Ici, dans les collines, on a la paix. A condition de considérer que participent à la paix les bêlements des moutons, les meuglements des vaches, les criailleries des volailles, les bruits des moteurs de tracteurs, tronçonneuses, scies et autres débroussailleuses, et les jurons dont la fermière honnit chien et vaches.

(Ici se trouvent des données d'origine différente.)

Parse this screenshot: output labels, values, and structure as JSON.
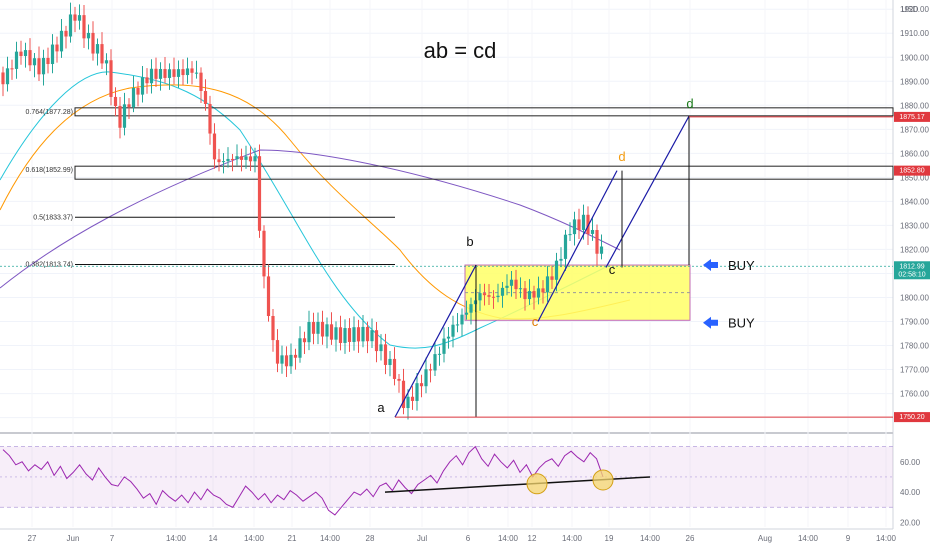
{
  "chart_data": [
    {
      "type": "candlestick",
      "title": "ab = cd",
      "currency": "USD",
      "ylim": [
        1744,
        1923
      ],
      "y_ticks": [
        1750,
        1760,
        1770,
        1780,
        1790,
        1800,
        1810,
        1820,
        1830,
        1840,
        1850,
        1860,
        1870,
        1880,
        1890,
        1900,
        1910,
        1920
      ],
      "y_tick_labels": [
        "1750.00",
        "1760.00",
        "1770.00",
        "1780.00",
        "1790.00",
        "1800.00",
        "1810.00",
        "1820.00",
        "1830.00",
        "1840.00",
        "1850.00",
        "1860.00",
        "1870.00",
        "1880.00",
        "1890.00",
        "1900.00",
        "1910.00",
        "1920.00"
      ],
      "x_tick_labels": [
        "27",
        "Jun",
        "7",
        "14:00",
        "14",
        "14:00",
        "21",
        "14:00",
        "28",
        "Jul",
        "6",
        "14:00",
        "12",
        "14:00",
        "19",
        "14:00",
        "26",
        "Aug",
        "14:00",
        "9",
        "14:00"
      ],
      "fib_levels": [
        {
          "label": "0.764(1877.28)",
          "value": 1877.28
        },
        {
          "label": "0.618(1852.99)",
          "value": 1852.99
        },
        {
          "label": "0.5(1833.37)",
          "value": 1833.37
        },
        {
          "label": "0.382(1813.74)",
          "value": 1813.74
        }
      ],
      "price_tags": [
        {
          "text": "1875.17",
          "value": 1875.17,
          "color": "#e0383e"
        },
        {
          "text": "1852.80",
          "value": 1852.8,
          "color": "#e0383e"
        },
        {
          "text": "1812.99",
          "subtext": "02:58:10",
          "value": 1812.99,
          "color": "#26a69a"
        },
        {
          "text": "1750.20",
          "value": 1750.2,
          "color": "#e0383e"
        }
      ],
      "points": [
        {
          "label": "a",
          "value": 1750.2,
          "color": "#111111"
        },
        {
          "label": "b",
          "value": 1813.5,
          "color": "#111111"
        },
        {
          "label": "c",
          "value": 1812.5,
          "color": "#111111"
        },
        {
          "label": "c",
          "value": 1790.0,
          "color": "#e07b00"
        },
        {
          "label": "d",
          "value": 1852.8,
          "color": "#f39c12"
        },
        {
          "label": "d",
          "value": 1878.5,
          "color": "#1b7a1b"
        }
      ],
      "zone": {
        "top": 1813.5,
        "bottom": 1790.5,
        "color": "#ffff66"
      },
      "buy_labels": [
        "BUY",
        "BUY"
      ],
      "series": [
        {
          "name": "",
          "color": "#26c6da",
          "kind": "moving-average"
        },
        {
          "name": "",
          "color": "#ff9800",
          "kind": "moving-average"
        },
        {
          "name": "",
          "color": "#7e57c2",
          "kind": "moving-average"
        }
      ]
    },
    {
      "type": "line",
      "ylim": [
        17,
        77
      ],
      "y_ticks": [
        20,
        40,
        60
      ],
      "y_tick_labels": [
        "20.00",
        "40.00",
        "60.00"
      ],
      "band": [
        30,
        70
      ],
      "series": [
        {
          "name": "",
          "color": "#9c27b0",
          "values": [
            68,
            64,
            58,
            60,
            54,
            58,
            55,
            60,
            51,
            57,
            49,
            53,
            58,
            52,
            48,
            56,
            50,
            45,
            44,
            50,
            47,
            42,
            36,
            39,
            32,
            41,
            37,
            34,
            38,
            33,
            40,
            35,
            42,
            38,
            36,
            32,
            30,
            37,
            44,
            40,
            35,
            39,
            33,
            38,
            35,
            41,
            38,
            34,
            37,
            40,
            36,
            28,
            25,
            30,
            35,
            40,
            38,
            42,
            37,
            44,
            46,
            41,
            48,
            43,
            39,
            45,
            48,
            51,
            46,
            54,
            60,
            64,
            58,
            66,
            70,
            62,
            57,
            65,
            60,
            56,
            61,
            53,
            58,
            50,
            56,
            60,
            62,
            57,
            64,
            67,
            63,
            60,
            66,
            62,
            50
          ]
        }
      ]
    }
  ],
  "colors": {
    "candle_up": "#26a69a",
    "candle_down": "#ef5350",
    "pattern": "#1a1aa6"
  }
}
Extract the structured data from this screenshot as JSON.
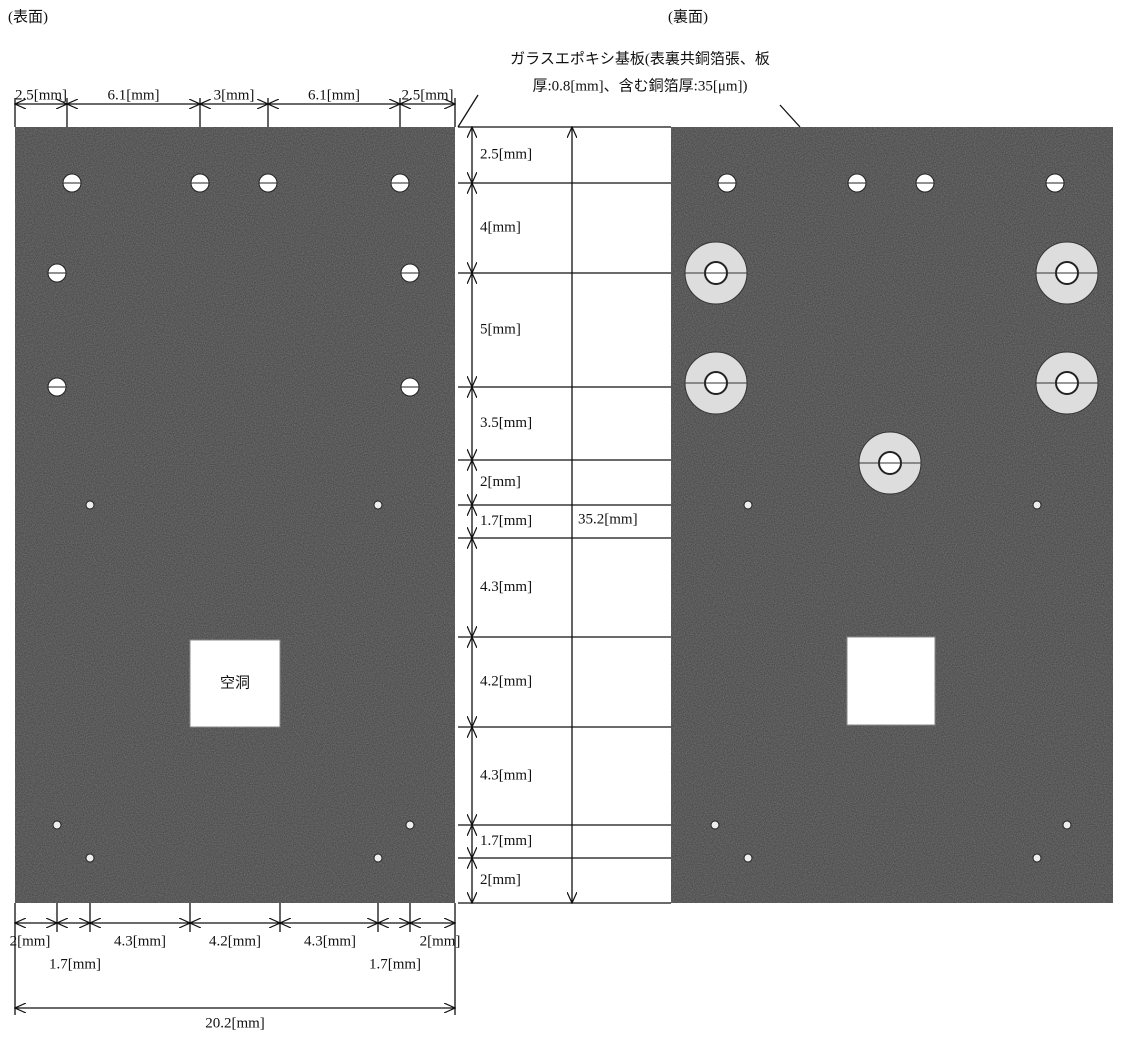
{
  "headings": {
    "front": "(表面)",
    "back": "(裏面)"
  },
  "substrate_note": [
    "ガラスエポキシ基板(表裏共銅箔張、板",
    "厚:0.8[mm]、含む銅箔厚:35[μm])"
  ],
  "top_dims": [
    "2.5[mm]",
    "6.1[mm]",
    "3[mm]",
    "6.1[mm]",
    "2.5[mm]"
  ],
  "side_dims": [
    "2.5[mm]",
    "4[mm]",
    "5[mm]",
    "3.5[mm]",
    "2[mm]",
    "1.7[mm]",
    "4.3[mm]",
    "4.2[mm]",
    "4.3[mm]",
    "1.7[mm]",
    "2[mm]"
  ],
  "total_height": "35.2[mm]",
  "bottom_dims_upper": [
    "2[mm]",
    "4.3[mm]",
    "4.2[mm]",
    "4.3[mm]",
    "2[mm]"
  ],
  "bottom_dims_lower": [
    "1.7[mm]",
    "1.7[mm]"
  ],
  "total_width": "20.2[mm]",
  "cavity_label": "空洞"
}
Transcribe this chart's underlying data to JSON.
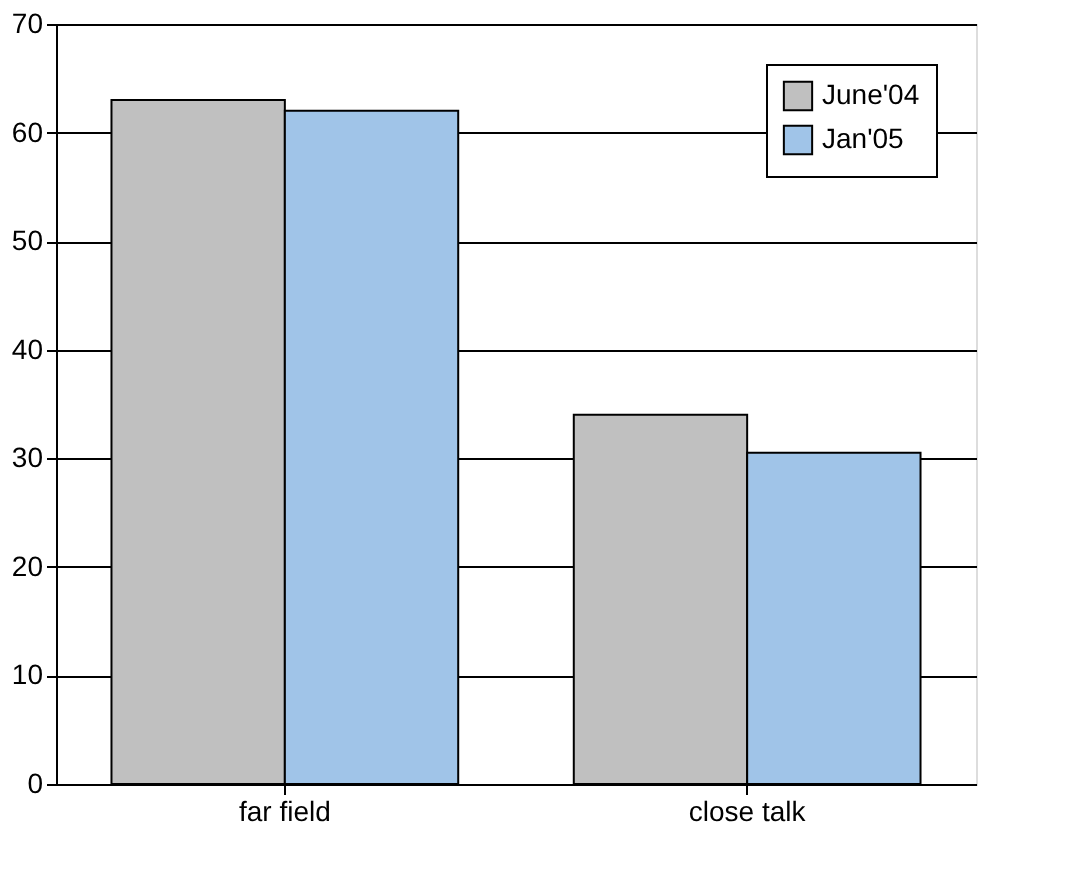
{
  "chart_data": {
    "type": "bar",
    "categories": [
      "far field",
      "close talk"
    ],
    "series": [
      {
        "name": "June'04",
        "color": "#c0c0c0",
        "values": [
          63,
          34
        ]
      },
      {
        "name": "Jan'05",
        "color": "#a0c4e8",
        "values": [
          62,
          30.5
        ]
      }
    ],
    "ylim": [
      0,
      70
    ],
    "yticks": [
      0,
      10,
      20,
      30,
      40,
      50,
      60,
      70
    ],
    "grid": "y",
    "legend": "top right"
  }
}
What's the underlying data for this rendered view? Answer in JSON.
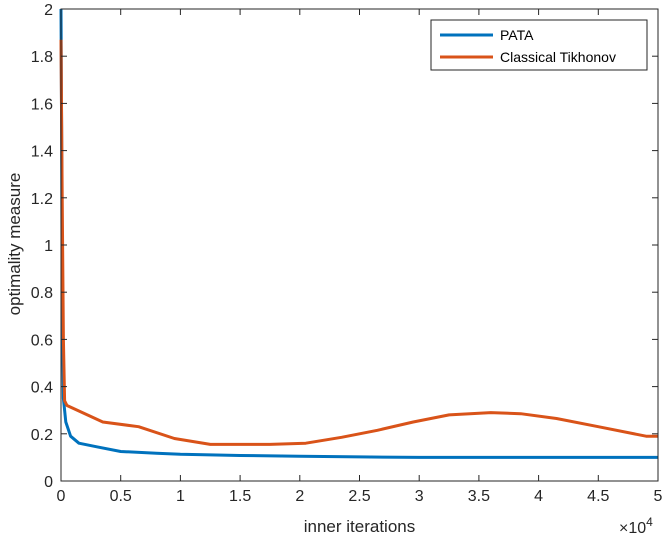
{
  "chart_data": {
    "type": "line",
    "title": "",
    "xlabel": "inner iterations",
    "ylabel": "optimality measure",
    "x_exponent_label": "×10",
    "x_exponent_power": "4",
    "xlim": [
      0,
      5
    ],
    "ylim": [
      0,
      2
    ],
    "x_ticks": [
      "0",
      "0.5",
      "1",
      "1.5",
      "2",
      "2.5",
      "3",
      "3.5",
      "4",
      "4.5",
      "5"
    ],
    "y_ticks": [
      "0",
      "0.2",
      "0.4",
      "0.6",
      "0.8",
      "1",
      "1.2",
      "1.4",
      "1.6",
      "1.8",
      "2"
    ],
    "grid": false,
    "legend": "top-right",
    "series": [
      {
        "name": "PATA",
        "color": "#0072BD",
        "x": [
          0,
          0.005,
          0.01,
          0.02,
          0.04,
          0.08,
          0.15,
          0.3,
          0.5,
          0.8,
          1.0,
          1.5,
          2.0,
          2.5,
          3.0,
          3.5,
          4.0,
          4.5,
          5.0
        ],
        "y": [
          2.0,
          1.5,
          0.8,
          0.35,
          0.25,
          0.19,
          0.16,
          0.145,
          0.125,
          0.118,
          0.113,
          0.108,
          0.105,
          0.102,
          0.1,
          0.1,
          0.1,
          0.1,
          0.1
        ]
      },
      {
        "name": "Classical Tikhonov",
        "color": "#D95319",
        "x": [
          0,
          0.01,
          0.02,
          0.03,
          0.05,
          0.35,
          0.65,
          0.95,
          1.25,
          1.5,
          1.75,
          2.05,
          2.35,
          2.65,
          2.95,
          3.25,
          3.6,
          3.85,
          4.15,
          4.5,
          4.9,
          5.0
        ],
        "y": [
          1.87,
          1.2,
          0.6,
          0.34,
          0.32,
          0.25,
          0.23,
          0.18,
          0.155,
          0.155,
          0.155,
          0.16,
          0.185,
          0.215,
          0.25,
          0.28,
          0.29,
          0.285,
          0.265,
          0.23,
          0.19,
          0.19
        ]
      }
    ]
  }
}
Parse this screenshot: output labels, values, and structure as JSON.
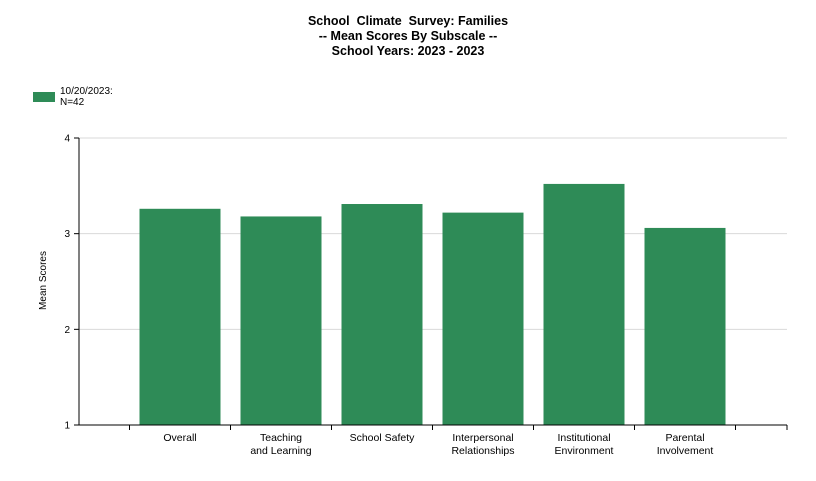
{
  "header": {
    "title": "School  Climate  Survey: Families",
    "subtitle": "-- Mean Scores By Subscale --",
    "years": "School Years: 2023 - 2023"
  },
  "legend": {
    "date": "10/20/2023:",
    "count": "N=42"
  },
  "colors": {
    "bar": "#2e8b57",
    "grid": "#d9d9d9",
    "axis": "#000000"
  },
  "chart_data": {
    "type": "bar",
    "categories": [
      [
        "Overall"
      ],
      [
        "Teaching",
        "and Learning"
      ],
      [
        "School Safety"
      ],
      [
        "Interpersonal",
        "Relationships"
      ],
      [
        "Institutional",
        "Environment"
      ],
      [
        "Parental",
        "Involvement"
      ]
    ],
    "series": [
      {
        "name": "10/20/2023: N=42",
        "values": [
          3.26,
          3.18,
          3.31,
          3.22,
          3.52,
          3.06
        ]
      }
    ],
    "ylabel": "Mean Scores",
    "ylim": [
      1,
      4
    ],
    "yticks": [
      "1",
      "2",
      "3",
      "4"
    ],
    "grid": true,
    "legend_position": "top-left"
  }
}
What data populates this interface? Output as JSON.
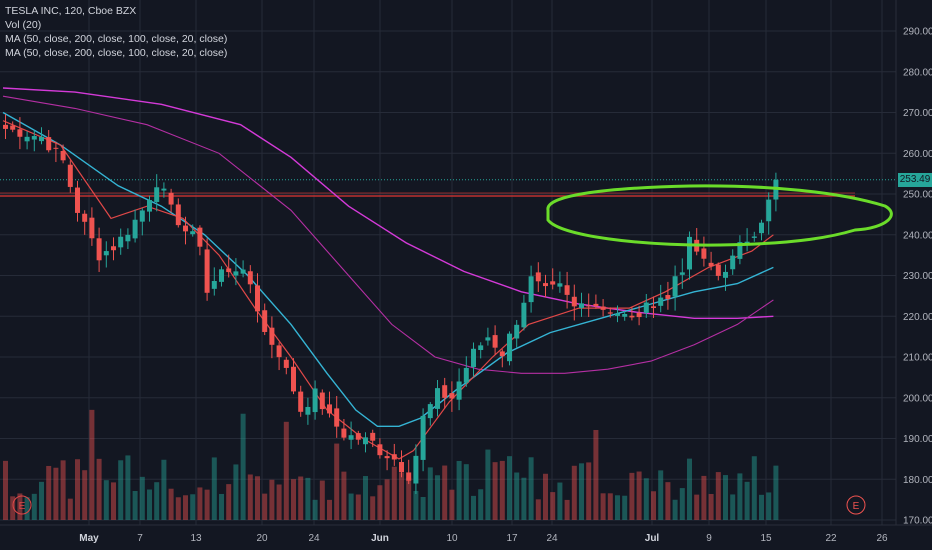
{
  "legend": {
    "line1": "TESLA INC, 120, Cboe BZX",
    "line2": "Vol (20)",
    "line3": "MA (50, close, 200, close, 100, close, 20, close)",
    "line4": "MA (50, close, 200, close, 100, close, 20, close)"
  },
  "last_price_label": "253.49",
  "event_marker_label": "E",
  "colors": {
    "background": "#131722",
    "up": "#26a69a",
    "down": "#ef5350",
    "ma20": "#e04848",
    "ma50": "#35b4d4",
    "ma100": "#b42fa3",
    "ma200": "#d43ad8",
    "annotation": "#6bdc2a",
    "resistance": "#c03030"
  },
  "chart_data": {
    "type": "candlestick",
    "y_axis": {
      "ticks": [
        "290.00",
        "280.00",
        "270.00",
        "260.00",
        "250.00",
        "240.00",
        "230.00",
        "220.00",
        "210.00",
        "200.00",
        "190.00",
        "180.00",
        "170.00"
      ],
      "ylim": [
        166,
        296
      ]
    },
    "x_axis": {
      "ticks": [
        {
          "label": "May",
          "bold": true
        },
        {
          "label": "7"
        },
        {
          "label": "13"
        },
        {
          "label": "20"
        },
        {
          "label": "24"
        },
        {
          "label": "Jun",
          "bold": true
        },
        {
          "label": "10"
        },
        {
          "label": "17"
        },
        {
          "label": "24"
        },
        {
          "label": "Jul",
          "bold": true
        },
        {
          "label": "9"
        },
        {
          "label": "15"
        },
        {
          "label": "22"
        },
        {
          "label": "26"
        }
      ]
    },
    "last_price": 253.49,
    "resistance_level": 249.5,
    "price_path": [
      [
        0,
        266
      ],
      [
        5,
        264
      ],
      [
        8,
        258
      ],
      [
        10,
        246
      ],
      [
        13,
        235
      ],
      [
        15,
        237
      ],
      [
        17,
        241
      ],
      [
        19,
        246
      ],
      [
        21,
        253
      ],
      [
        22,
        250
      ],
      [
        23,
        246
      ],
      [
        25,
        241
      ],
      [
        27,
        238
      ],
      [
        28,
        226
      ],
      [
        30,
        231
      ],
      [
        32,
        232
      ],
      [
        34,
        228
      ],
      [
        36,
        216
      ],
      [
        38,
        211
      ],
      [
        40,
        202
      ],
      [
        41,
        197
      ],
      [
        43,
        201
      ],
      [
        45,
        195
      ],
      [
        47,
        191
      ],
      [
        49,
        190
      ],
      [
        51,
        189
      ],
      [
        52,
        187
      ],
      [
        54,
        185
      ],
      [
        55,
        183
      ],
      [
        56,
        181
      ],
      [
        57,
        186
      ],
      [
        58,
        195
      ],
      [
        60,
        201
      ],
      [
        62,
        200
      ],
      [
        63,
        204
      ],
      [
        65,
        211
      ],
      [
        67,
        215
      ],
      [
        69,
        211
      ],
      [
        71,
        219
      ],
      [
        73,
        229
      ],
      [
        75,
        226
      ],
      [
        77,
        227
      ],
      [
        79,
        222
      ],
      [
        81,
        224
      ],
      [
        83,
        222
      ],
      [
        85,
        221
      ],
      [
        87,
        219
      ],
      [
        89,
        222
      ],
      [
        91,
        225
      ],
      [
        92,
        224
      ],
      [
        93,
        230
      ],
      [
        94,
        232
      ],
      [
        95,
        238
      ],
      [
        96,
        236
      ],
      [
        97,
        233
      ],
      [
        98,
        232
      ],
      [
        99,
        230
      ],
      [
        100,
        232
      ],
      [
        101,
        234
      ],
      [
        102,
        237
      ],
      [
        103,
        239
      ],
      [
        104,
        241
      ],
      [
        105,
        244
      ],
      [
        106,
        248
      ],
      [
        107,
        253.5
      ]
    ],
    "ma20": [
      [
        0,
        268
      ],
      [
        8,
        262
      ],
      [
        15,
        244
      ],
      [
        20,
        247
      ],
      [
        25,
        244
      ],
      [
        30,
        235
      ],
      [
        35,
        222
      ],
      [
        40,
        210
      ],
      [
        45,
        197
      ],
      [
        50,
        190
      ],
      [
        55,
        185
      ],
      [
        57,
        187
      ],
      [
        62,
        199
      ],
      [
        68,
        210
      ],
      [
        73,
        218
      ],
      [
        80,
        222
      ],
      [
        87,
        222
      ],
      [
        92,
        226
      ],
      [
        98,
        232
      ],
      [
        104,
        236
      ],
      [
        107,
        240
      ]
    ],
    "ma50": [
      [
        0,
        270
      ],
      [
        8,
        262
      ],
      [
        16,
        252
      ],
      [
        22,
        247
      ],
      [
        28,
        240
      ],
      [
        34,
        230
      ],
      [
        40,
        218
      ],
      [
        45,
        206
      ],
      [
        49,
        197
      ],
      [
        52,
        193
      ],
      [
        55,
        193
      ],
      [
        58,
        195
      ],
      [
        63,
        202
      ],
      [
        70,
        211
      ],
      [
        76,
        216
      ],
      [
        84,
        220
      ],
      [
        90,
        223
      ],
      [
        96,
        226
      ],
      [
        102,
        228
      ],
      [
        107,
        232
      ]
    ],
    "ma100": [
      [
        0,
        274
      ],
      [
        10,
        271
      ],
      [
        20,
        267
      ],
      [
        30,
        260
      ],
      [
        40,
        246
      ],
      [
        48,
        230
      ],
      [
        54,
        218
      ],
      [
        60,
        210
      ],
      [
        66,
        207
      ],
      [
        72,
        206
      ],
      [
        78,
        206
      ],
      [
        84,
        207
      ],
      [
        90,
        209
      ],
      [
        96,
        213
      ],
      [
        102,
        218
      ],
      [
        107,
        224
      ]
    ],
    "ma200": [
      [
        0,
        276
      ],
      [
        10,
        275
      ],
      [
        22,
        272
      ],
      [
        33,
        267
      ],
      [
        40,
        259
      ],
      [
        48,
        247
      ],
      [
        56,
        238
      ],
      [
        64,
        231
      ],
      [
        72,
        226
      ],
      [
        80,
        223
      ],
      [
        88,
        221
      ],
      [
        96,
        219.5
      ],
      [
        102,
        219.5
      ],
      [
        107,
        220
      ]
    ],
    "volume_scale_note": "Vol (20)"
  }
}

Seulement, on n'a pas tout. Par exemple, les téléphones portables ne passent pas. Pour l'Internet, pas d'ADSL. La seule solution, c'est une connexion wifi par antenne. Seulement, ça marche comme ça peut. Pour une raison ou pour une autre ou sans raison du tout, ça déconnecte. J'ai le téléphone illimité par le même canal. Illimité, il l'est. Connecté pas toujours. Et puis surtout éminemment instable. Ça vous hache la parole façon robot ménager. De temps en temps, pourtant la liaison est parfaite. Le plus agaçant, c'est mes correspondants qui me disent ne pas bien entendre. J'ai beau me tuer à leur dire que c'est normal, habitués au confort auditif ils continuent à geindre.
L'autre jour, j'ai réalisé que, s'il m'arrivait un accident quelconque, pour prévenir d'éventuels secours, en admettant que ledit accident me laisse en état d'atteindre le téléphone, il se pourrait que ce dernier soit déconnecté ou qu'il fonctionne très mal. J'imagine ce genre de conversation :
- Allo, monsieur SAMU ?
- Oui ? Que puis-je faire pour votre service ?
- Je me meurs, M. SAMU, je me meurs !
- Vous vous quoi ? Je vous entends très mal !
- Je me meurs, vous dis-je ! Je me meurs !
- Ah, vous vous mourez ! Bon, et où donc vous mourez-vous ?
- Eh bien, je suis présentement en train de me mourir à schcrouic... blizhping...
- Ah, c'est terrible, je vous entends de plus en plus mal.... Je vais vous rappeler...
Et là ça coupe et M. SAMU est directement redirigé vers mon répondeur tandis que je continue de me mourir, inexorablement...
Angoissant, non ?
Eh bien non. Pas vraiment. Dans le fond, en admettant que ce scénario se produise, je ne ferais, à la tentative d'appel avortée près, qu'expérimenter ce que de tout temps les gens ont vécu, où qu'ils se trouvent, avant que la connexion téléphonique ne se généralise.